研修を終え、現場に復帰してからの1ヶ月。

前にも増してパン作りに熱が入ります。

仕事終わりにその日作ったパンを振り返り、配合や作業工程について考える。

気がついたことをまとめたノートも、もうすぐ一冊書き終わります。


いつしか、僕にとってパンは楽しく食べるものではなくなり、批評の対象になっていきました。


今日も朝からひたすらパンを焼く。

黙々と生地を捏ね上げ、発酵させ、形を作って、焼く。

そうやって一日の仕事がピークを越え、一息ついていた夕方。

「ねぇ。ちょっと。」

厨房の外から声をかけられる。

見知らぬ女性が立っている。


「わたし、いつもここのパン買うのよ」


お店の袋を掲げる女性。


「このベリーが入ったパンと、それからライ麦のパン?これ本当に美味しいわね。」


笑顔で語る女性。

僕は突然のことにうまく対応できず、ありがとうございます、と言うのが精一杯だった。


「本当に美味しいよ。」


立ち尽くす僕に一言そう言い残して、女性は去って行った。



パンを作る側からすれば、少しでも美味しいパンを作りたいと思うのは当たり前のことで、そのために日々研鑽を積むのも当たり前のこと。

技術を磨いて、知識を身につけて、出来上がったパンを評価する。

味が薄いとか皮が厚いとか、パサついてるとか見た目が惜しいとか、パンを分析する。

それはやっぱり必要で、これからも欠かさず続けていく。

でも、パンを食べる側、お客さんからすれば、パンは単に食べ物で、日々の暮らしを少しだけ豊かにしてくれる、そんなものなんじゃないか。

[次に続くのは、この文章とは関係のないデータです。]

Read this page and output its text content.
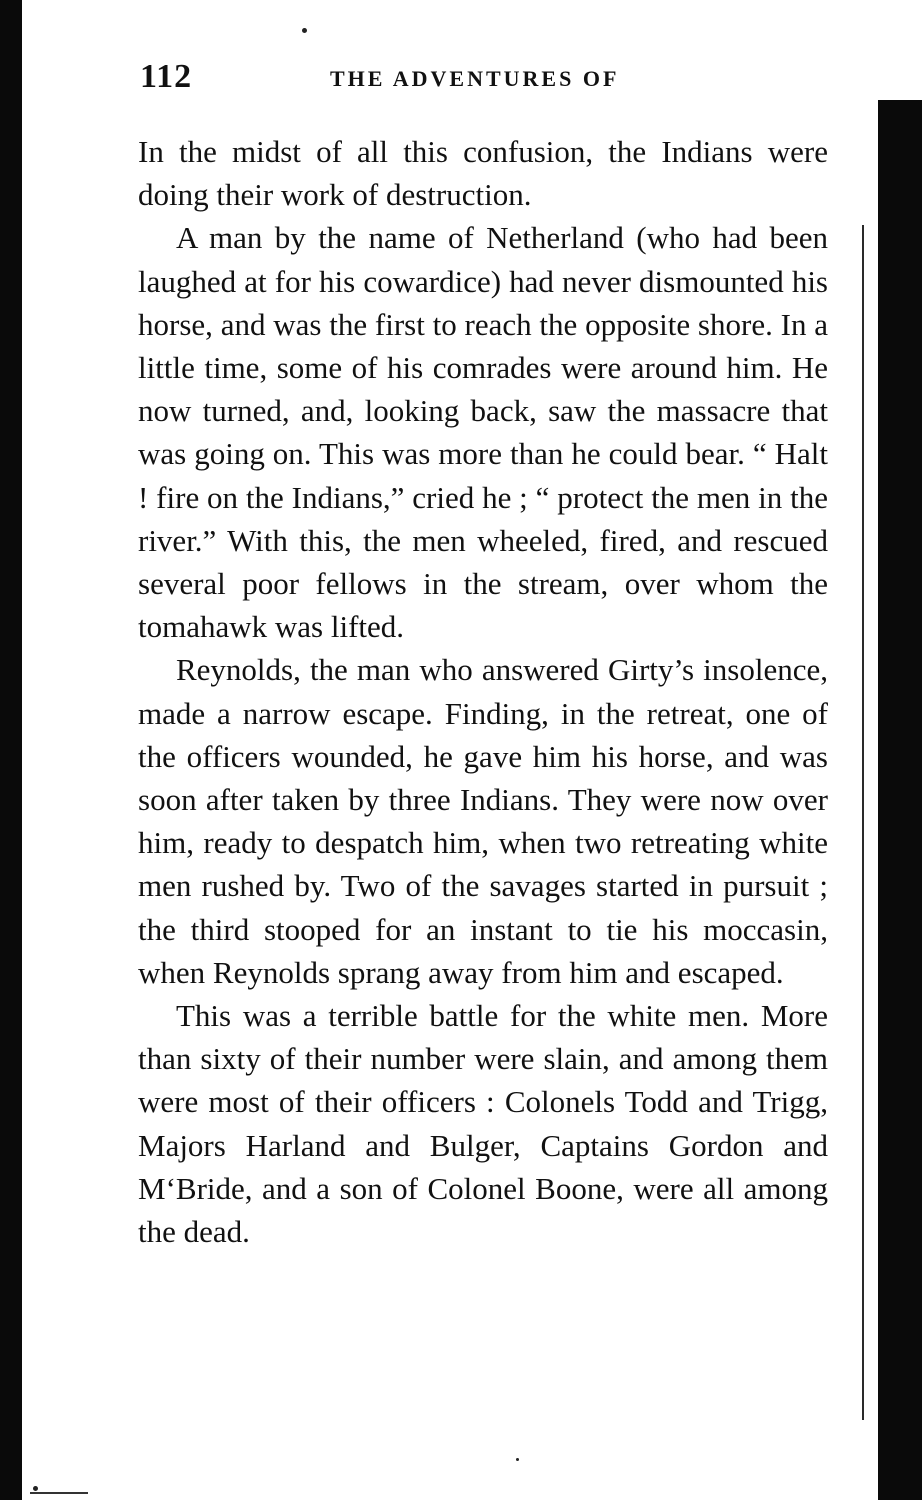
112	THE ADVENTURES OF

In the midst of all this confusion, the Indians were doing their work of destruction.

A man by the name of Netherland (who had been laughed at for his cowardice) had never dismounted his horse, and was the first to reach the opposite shore. In a little time, some of his comrades were around him. He now turned, and, looking back, saw the massacre that was going on. This was more than he could bear. “ Halt ! fire on the Indians,” cried he ; “ protect the men in the river.” With this, the men wheeled, fired, and rescued several poor fellows in the stream, over whom the tomahawk was lifted.

Reynolds, the man who answered Girty’s insolence, made a narrow escape. Finding, in the retreat, one of the officers wounded, he gave him his horse, and was soon after taken by three Indians. They were now over him, ready to despatch him, when two retreating white men rushed by. Two of the savages started in pursuit ; the third stooped for an instant to tie his moccasin, when Reynolds sprang away from him and escaped.

This was a terrible battle for the white men. More than sixty of their number were slain, and among them were most of their officers : Colonels Todd and Trigg, Majors Harland and Bulger, Captains Gordon and M‘Bride, and a son of Colonel Boone, were all among the dead.
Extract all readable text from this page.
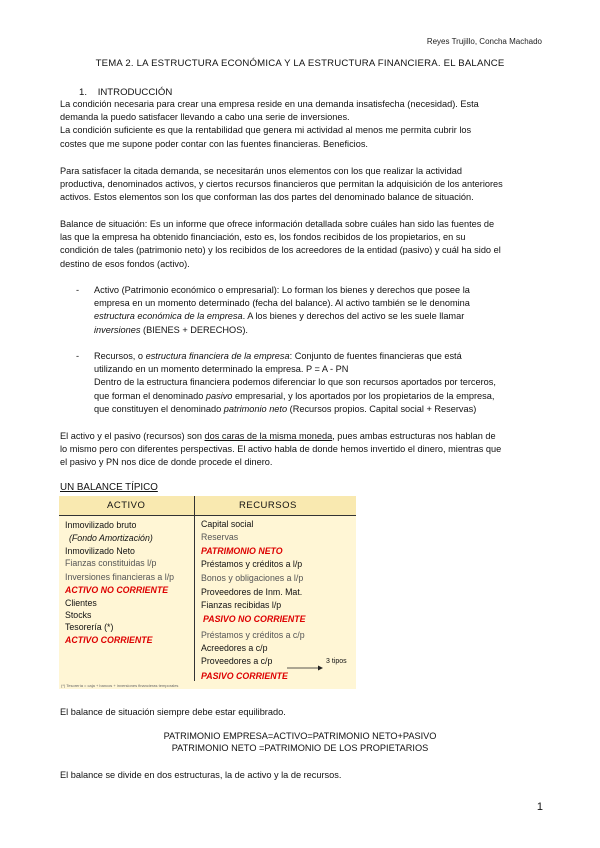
Reyes Trujillo, Concha Machado
TEMA 2. LA ESTRUCTURA ECONÓMICA Y LA ESTRUCTURA FINANCIERA. EL BALANCE
1. INTRODUCCIÓN

La condición necesaria para crear una empresa reside en una demanda insatisfecha (necesidad). Esta

demanda la puedo satisfacer llevando a cabo una serie de inversiones.

La condición suficiente es que la rentabilidad que genera mi actividad al menos me permita cubrir los

costes que me supone poder contar con las fuentes financieras. Beneficios.

Para satisfacer la citada demanda, se necesitarán unos elementos con los que realizar la actividad

productiva, denominados activos, y ciertos recursos financieros que permitan la adquisición de los anteriores

activos. Estos elementos son los que conforman las dos partes del denominado balance de situación.

Balance de situación: Es un informe que ofrece información detallada sobre cuáles han sido las fuentes de

las que la empresa ha obtenido financiación, esto es, los fondos recibidos de los propietarios, en su

condición de tales (patrimonio neto) y los recibidos de los acreedores de la entidad (pasivo) y cuál ha sido el

destino de esos fondos (activo).

- Activo (Patrimonio económico o empresarial): Lo forman los bienes y derechos que posee la

empresa en un momento determinado (fecha del balance). Al activo también se le denomina

estructura económica de la empresa. A los bienes y derechos del activo se les suele llamar

inversiones (BIENES + DERECHOS).

- Recursos, o estructura financiera de la empresa: Conjunto de fuentes financieras que está

utilizando en un momento determinado la empresa. P = A - PN

Dentro de la estructura financiera podemos diferenciar lo que son recursos aportados por terceros,

que forman el denominado pasivo empresarial, y los aportados por los propietarios de la empresa,

que constituyen el denominado patrimonio neto (Recursos propios. Capital social + Reservas)

El activo y el pasivo (recursos) son dos caras de la misma moneda, pues ambas estructuras nos hablan de

lo mismo pero con diferentes perspectivas. El activo habla de donde hemos invertido el dinero, mientras que

el pasivo y PN nos dice de donde procede el dinero.

UN BALANCE TÍPICO
ACTIVO	RECURSOS
Inmovilizado bruto
(Fondo Amortización)
Inmovilizado Neto
Fianzas constituidas l/p
Inversiones financieras a l/p
ACTIVO NO CORRIENTE
Clientes
Stocks
Tesorería (*)
ACTIVO CORRIENTE
Capital social
Reservas
PATRIMONIO NETO
Préstamos y créditos a l/p
Bonos y obligaciones a l/p
Proveedores de Inm. Mat.
Fianzas recibidas l/p
PASIVO NO CORRIENTE
Préstamos y créditos a c/p
Acreedores a c/p
Proveedores a c/p	3 tipos
PASIVO CORRIENTE
(*) Tesorería = caja + bancos + inversiones financieras temporales
El balance de situación siempre debe estar equilibrado.
PATRIMONIO EMPRESA=ACTIVO=PATRIMONIO NETO+PASIVO
PATRIMONIO NETO =PATRIMONIO DE LOS PROPIETARIOS
El balance se divide en dos estructuras, la de activo y la de recursos.
1
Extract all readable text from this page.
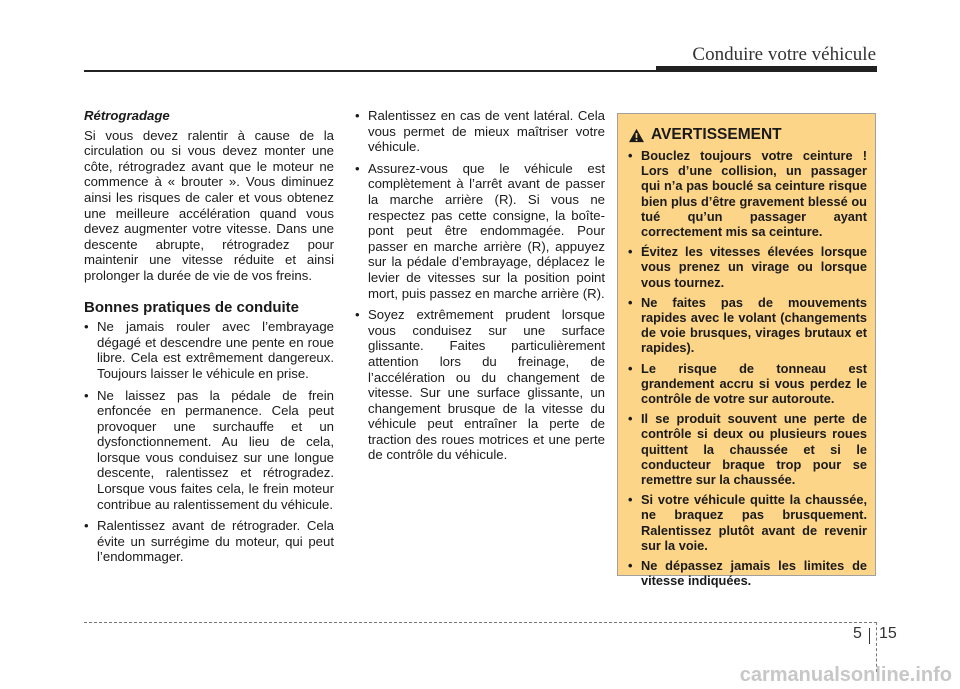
Conduire votre véhicule

Rétrogradage

Si vous devez ralentir à cause de la circulation ou si vous devez monter une côte, rétrogradez avant que le moteur ne commence à « brouter ». Vous diminuez ainsi les risques de caler et vous obtenez une meilleure accélération quand vous devez augmenter votre vitesse. Dans une descente abrupte, rétrogradez pour maintenir une vitesse réduite et ainsi prolonger la durée de vie de vos freins.

Bonnes pratiques de conduite
• Ne jamais rouler avec l’embrayage dégagé et descendre une pente en roue libre. Cela est extrêmement dangereux. Toujours laisser le véhicule en prise.
• Ne laissez pas la pédale de frein enfoncée en permanence. Cela peut provoquer une surchauffe et un dysfonctionnement. Au lieu de cela, lorsque vous conduisez sur une longue descente, ralentissez et rétrogradez. Lorsque vous faites cela, le frein moteur contribue au ralentissement du véhicule.
• Ralentissez avant de rétrograder. Cela évite un surrégime du moteur, qui peut l’endommager.
• Ralentissez en cas de vent latéral. Cela vous permet de mieux maîtriser votre véhicule.
• Assurez-vous que le véhicule est complètement à l’arrêt avant de passer la marche arrière (R). Si vous ne respectez pas cette consigne, la boîte-pont peut être endommagée. Pour passer en marche arrière (R), appuyez sur la pédale d’embrayage, déplacez le levier de vitesses sur la position point mort, puis passez en marche arrière (R).
• Soyez extrêmement prudent lorsque vous conduisez sur une surface glissante. Faites particulièrement attention lors du freinage, de l’accélération ou du changement de vitesse. Sur une surface glissante, un changement brusque de la vitesse du véhicule peut entraîner la perte de traction des roues motrices et une perte de contrôle du véhicule.
AVERTISSEMENT
• Bouclez toujours votre ceinture ! Lors d’une collision, un passager qui n’a pas bouclé sa ceinture risque bien plus d’être gravement blessé ou tué qu’un passager ayant correctement mis sa ceinture.
• Évitez les vitesses élevées lorsque vous prenez un virage ou lorsque vous tournez.
• Ne faites pas de mouvements rapides avec le volant (changements de voie brusques, virages brutaux et rapides).
• Le risque de tonneau est grandement accru si vous perdez le contrôle de votre sur autoroute.
• Il se produit souvent une perte de contrôle si deux ou plusieurs roues quittent la chaussée et si le conducteur braque trop pour se remettre sur la chaussée.
• Si votre véhicule quitte la chaussée, ne braquez pas brusquement. Ralentissez plutôt avant de revenir sur la voie.
• Ne dépassez jamais les limites de vitesse indiquées.
5 15
carmanualsonline.info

理屈をこねまわしてばかりで、一番基本的なことを忘れちゃったら、それは何だかおかしい。


パンは食べるもの。

そして楽しむもの。

それを忘れないように。


お客さんが何を求めてるのか、それをわかろうとしないでパンを作るのは間違ってる。


今日、あのお客さんがわざわざ厨房に寄って話してくれたこと。

しっかり心に留めておく。

この記事へのコメント

2012年09月03日 00:57
「ねえ!ちょっと!」なんて、厨房の外から、誉められるなんて、めったに聞いた事ありません。ホントに良かった。
2012年09月05日 11:27
そうですね、びっくりしました。これからはちょくちょく売場を覗いて、お客さんの反応をチェックしたいなと思います。